Press Release: NASW Ohio Chapter demands legislature drop bill that would let other professions become licensed social workers

Ohio Capitol Building

Ohio Capitol Building

The National Association of Social Workers Ohio Chapter (NASW Ohio) is demanding the state legislature not pass legislation that could seriously harm thousands of Ohioans who are experiencing mental health struggles.

The Ohio Senate on Nov. 30 amended Substitute HB 509 to allow people with degrees other than social work to be a licensed social workers, an action that will erode the quality of mental health care in the state.

“This is an egregious mistake that would cause damage that could last generations,” said Danielle Smith, executive director of NASW Ohio. “If the bill passes, Ohio faces a future where someone who has no training in mental health can diagnose a mental illness. This could hamper a person living with a mental illness from getting comprehensive and compassionate care.”

Social workers account for the largest group of mental health services providers in the United States.

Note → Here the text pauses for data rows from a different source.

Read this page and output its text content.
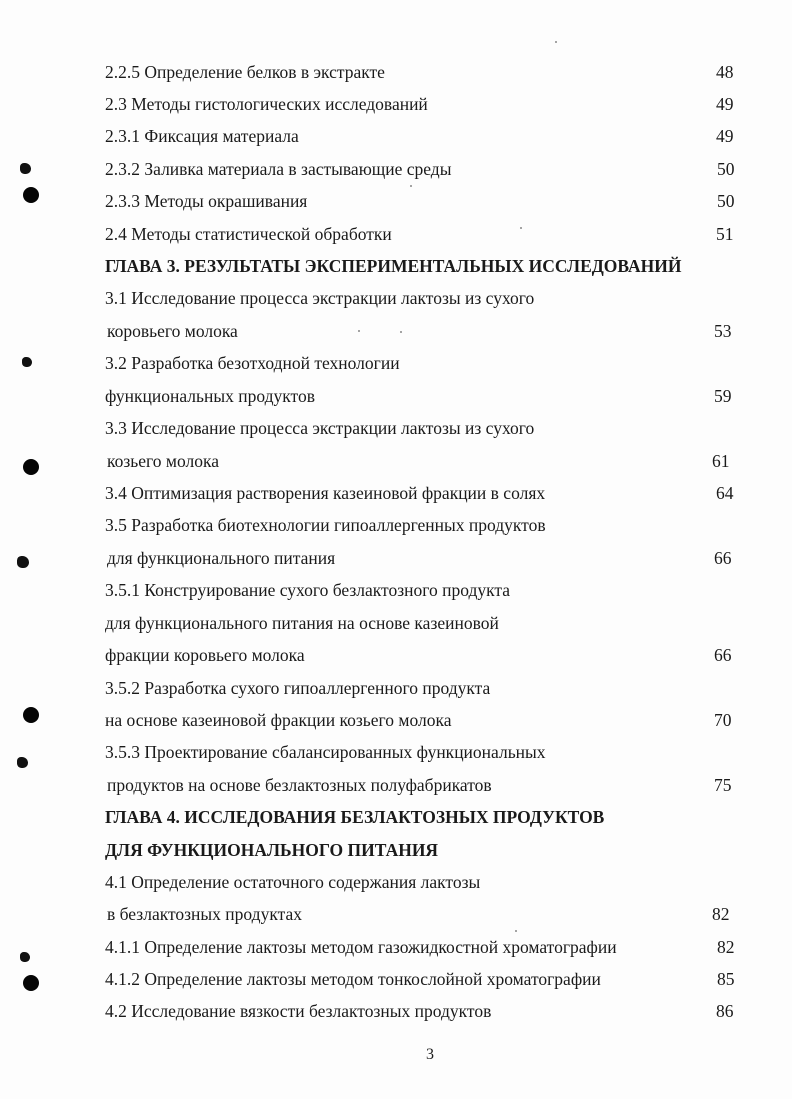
2.2.5 Определение белков в экстракте	48
2.3 Методы гистологических исследований	49
2.3.1 Фиксация материала	49
2.3.2 Заливка материала в застывающие среды	50
2.3.3 Методы окрашивания	50
2.4 Методы статистической обработки	51
ГЛАВА 3. РЕЗУЛЬТАТЫ ЭКСПЕРИМЕНТАЛЬНЫХ ИССЛЕДОВАНИЙ
3.1 Исследование процесса экстракции лактозы из сухого
коровьего молока	53
3.2 Разработка безотходной технологии
функциональных продуктов	59
3.3 Исследование процесса экстракции лактозы из сухого
козьего молока	61
3.4 Оптимизация растворения казеиновой фракции в солях	64
3.5 Разработка биотехнологии гипоаллергенных продуктов
для функционального питания	66
3.5.1 Конструирование сухого безлактозного продукта
для функционального питания на основе казеиновой
фракции коровьего молока	66
3.5.2 Разработка сухого гипоаллергенного продукта
на основе казеиновой фракции козьего молока	70
3.5.3 Проектирование сбалансированных функциональных
продуктов на основе безлактозных полуфабрикатов	75
ГЛАВА 4. ИССЛЕДОВАНИЯ БЕЗЛАКТОЗНЫХ ПРОДУКТОВ
ДЛЯ ФУНКЦИОНАЛЬНОГО ПИТАНИЯ
4.1 Определение остаточного содержания лактозы
в безлактозных продуктах	82
4.1.1 Определение лактозы методом газожидкостной хроматографии	82
4.1.2 Определение лактозы методом тонкослойной хроматографии	85
4.2 Исследование вязкости безлактозных продуктов	86
3
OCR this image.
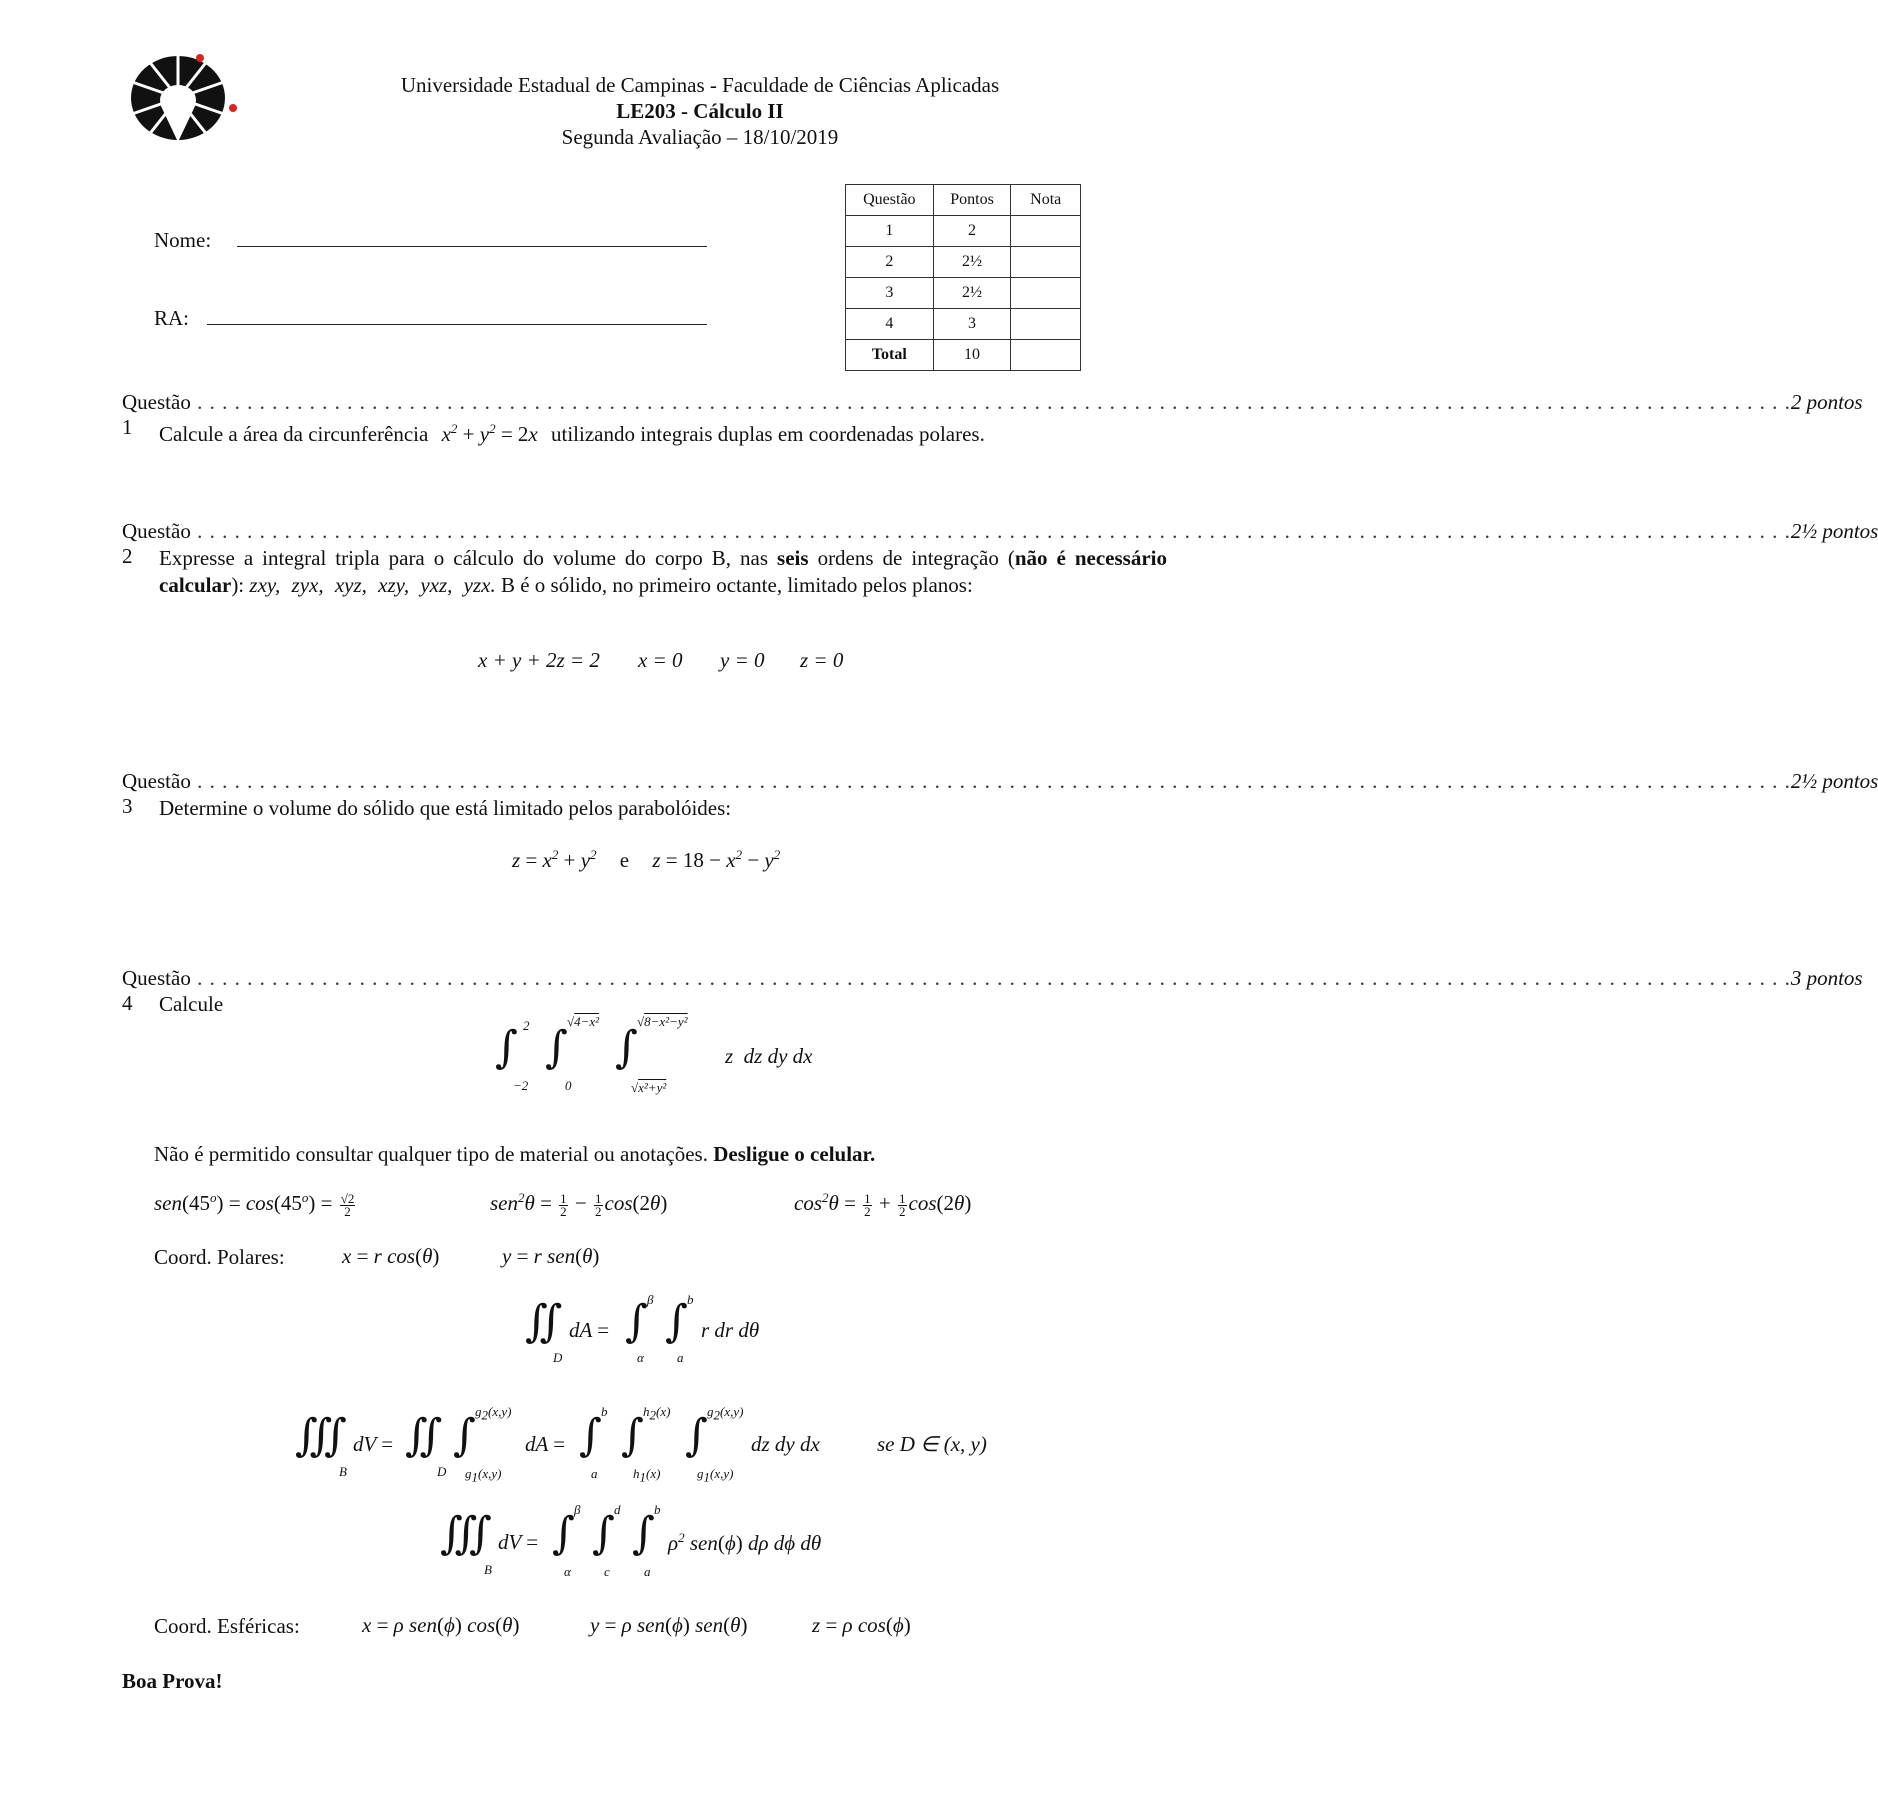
Universidade Estadual de Campinas - Faculdade de Ciências Aplicadas
LE203 - Cálculo II
Segunda Avaliação – 18/10/2019
Nome:
RA:
Questão	Pontos	Nota
1	2	
2	2½	
3	2½	
4	3	
Total	10	
Questão 1
. . . . . . . . . . . . . . . . . . . . . . . . . . . . . . . . . . . . . . . . . . . . . . . . . . . . . . . . . . . . . . . . . . . . . . . . . . . . . . . . . . . . . . . . . . . . . . . . . . . . . . . . . . . . . . . . . . . . . . . . . . . . . . . . 2 pontos
Calcule a área da circunferência $x^2 + y^2 = 2x$ utilizando integrais duplas em coordenadas polares.
Questão 2
. . . . . . . . . . . . . . . . . . . . . . . . . . . . . . . . . . . . . . . . . . . . . . . . . . . . . . . . . . . . . . . . . . . . . . . . . . . . . . . . . . . . . . . . . . . . . . . . . . . . . . . . . . . . . . . . . . . . . . . . . . . . . . . . 2½ pontos
Expresse a integral tripla para o cálculo do volume do corpo B, nas seis ordens de integração (não é necessário calcular): zxy, zyx, xyz, xzy, yxz, yzx. B é o sólido, no primeiro octante, limitado pelos planos:
x + y + 2z = 2 x = 0 y = 0 z = 0
Questão 3
. . . . . . . . . . . . . . . . . . . . . . . . . . . . . . . . . . . . . . . . . . . . . . . . . . . . . . . . . . . . . . . . . . . . . . . . . . . . . . . . . . . . . . . . . . . . . . . . . . . . . . . . . . . . . . . . . . . . . . . . . . . . . . . . 2½ pontos
Determine o volume do sólido que está limitado pelos parabolóides:
$z = x^2 + y^2$ e $z = 18 - x^2 - y^2$
Questão 4
. . . . . . . . . . . . . . . . . . . . . . . . . . . . . . . . . . . . . . . . . . . . . . . . . . . . . . . . . . . . . . . . . . . . . . . . . . . . . . . . . . . . . . . . . . . . . . . . . . . . . . . . . . . . . . . . . . . . . . . . . . . . . . . . 3 pontos
Calcule
∫ 2
−2
∫
√4−x²
0
∫
√8−x²−y²
√x²+y²
z  dz dy dx
Não é permitido consultar qualquer tipo de material ou anotações. Desligue o celular.
$sen(45^o) = \cos(45^o) = \frac{√2}{2}$	$sen^2\theta = \frac{1}{2} - \frac{1}{2} \cos(2\theta)$	$\cos^2\theta = \frac{1}{2} + \frac{1}{2} \cos(2\theta)$
Coord. Polares:	x = r cos(θ)	y = r sen(θ)
∬
D
dA = ∫ β
α
∫ b
a
r dr dθ
∭
B
dV = ∬
D
∫ $g_2(x,y)$
$g_1(x,y)$
dA = ∫ b
a
∫ $h_2(x)$
$h_1(x)$
∫ $g_2(x,y)$
$g_1(x,y)$
dz dy dx	se D ∈ (x, y)
∭
B
dV = ∫ β
α
∫ d
c
∫ b
a
$\rho^2$ sen(ϕ) dρ dϕ dθ
Coord. Esféricas:	x = ρ sen(ϕ) cos(θ)	y = ρ sen(ϕ) sen(θ)	z = ρ cos(ϕ)
Boa Prova!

NASW Ohio Executive Director Danielle Smith, MSW, MA, LSW, CAE

NASW Ohio Executive Director Danielle Smith, MSW, MA, LSW, CAE

Social work is a specific profession with regulated standards for education, field practicums, and licensure. The proposed change would devalue the social work profession by eroding professional education, values, practice standards, and reputation. A degree from a related field likely carries no requirements for an internship, meaning that a licensed social worker would have no practical experience before becoming licensed. Furthermore, it devalues and creates disincentives for earning a social work degree as a baccalaureate program requires 400 hours of field education and a master program requires 900 hours.

Passage of the bill would mean Ohioans would no longer be able to trust that a “licensed social worker” is someone with a degree in social work. Clients and communities must be able to trust that the people they work with are trained and prepared for the difficult work that social workers are called to do. This is a particularly important issue in Ohio where licensed social workers have a significant scope of practice with the ability to diagnose and assess mental health disorders under supervision.

“This legislation is ridiculous,” Smith said. “It would be like allowing someone with a degree in physical therapy to be a medical doctor or a dentist. All those professionals are in the field of medicine but they provide vastly different types of care. The same standards apply to this case.”